Thursday, 26 June 2008

Race to the bottom

There are so many wonderful ways to represent the housing crash. Yesterday, I posted a chart that started in 1996 and covered the UK, US and Irish housing markets. Today's chart starts at the peak of each bubble and sees where the average house price is today.

The US is definitely in the lead. The housing crash over there is now almost two years old. Although house prices in Ireland haven't fallen as far as in the US, the Irish crash hit the ten percent decline well before their US counterparts.

As for the UK; the crash was last out of the blocks. However, it is making up ground quickly. Although the UK crash is only six months old, the monthly declines so far has been steeper than the other two crashes.

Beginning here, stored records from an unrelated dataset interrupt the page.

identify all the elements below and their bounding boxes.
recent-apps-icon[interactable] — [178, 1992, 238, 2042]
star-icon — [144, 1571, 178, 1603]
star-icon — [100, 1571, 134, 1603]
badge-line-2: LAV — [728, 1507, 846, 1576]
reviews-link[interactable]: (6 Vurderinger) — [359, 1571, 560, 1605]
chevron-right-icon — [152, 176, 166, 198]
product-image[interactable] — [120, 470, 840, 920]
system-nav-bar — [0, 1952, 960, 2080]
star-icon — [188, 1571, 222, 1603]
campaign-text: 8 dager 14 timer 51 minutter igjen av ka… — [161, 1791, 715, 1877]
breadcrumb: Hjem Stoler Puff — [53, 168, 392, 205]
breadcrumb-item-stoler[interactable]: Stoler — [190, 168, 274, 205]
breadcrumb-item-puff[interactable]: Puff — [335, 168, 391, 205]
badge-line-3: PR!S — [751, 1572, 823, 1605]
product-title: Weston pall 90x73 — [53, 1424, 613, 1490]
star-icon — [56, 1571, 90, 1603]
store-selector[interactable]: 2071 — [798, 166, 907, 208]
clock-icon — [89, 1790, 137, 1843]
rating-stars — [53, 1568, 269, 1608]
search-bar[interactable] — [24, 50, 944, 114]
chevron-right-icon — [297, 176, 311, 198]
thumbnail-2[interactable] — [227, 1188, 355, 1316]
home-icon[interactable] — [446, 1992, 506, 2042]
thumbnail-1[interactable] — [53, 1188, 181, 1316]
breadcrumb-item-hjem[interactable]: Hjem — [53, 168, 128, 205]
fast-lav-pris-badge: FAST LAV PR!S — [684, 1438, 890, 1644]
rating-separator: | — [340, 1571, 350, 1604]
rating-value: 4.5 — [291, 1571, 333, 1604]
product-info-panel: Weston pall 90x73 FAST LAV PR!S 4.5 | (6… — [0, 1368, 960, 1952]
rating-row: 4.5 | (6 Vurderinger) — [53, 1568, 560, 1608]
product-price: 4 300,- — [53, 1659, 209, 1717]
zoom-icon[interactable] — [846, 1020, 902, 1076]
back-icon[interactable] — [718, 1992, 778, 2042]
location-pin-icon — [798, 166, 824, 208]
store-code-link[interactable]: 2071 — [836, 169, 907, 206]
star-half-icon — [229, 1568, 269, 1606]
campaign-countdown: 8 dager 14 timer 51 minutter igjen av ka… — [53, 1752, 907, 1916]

Many thanks to asteve for an excellent suggestion.

7 comments:

Anonymous said...

It is all so beautiful....

Mark Wadsworth said...

Top stuff, do you fancy sticking UK commercial property on there as well?

Anonymous said...

Alice,

Nice chart, and a very good way to conceptualise it. I'm still thinking the faster crash is because the US crash had already shattered the illusions and softened up the banks.

Nick

Anonymous said...

Mark, I haven't been able to find any data. If you know where I can find it, I will post it.

Alice

Anonymous said...

The US crash looks like a game of two halfs. First half, slow; second half, the pace picks up.

Anonymous said...

That's a handy graph... though, we could extend the X axis backwards too, couldn't we? This would show if the faster falls arise as a consequence of prior experiences in other countries; the rate of HPI prior to prices turning - or something else.

;)

Unknown said...

Ha UK last out of the blocks. We've barely started over here in Aus. Lovely chart though, thankyou.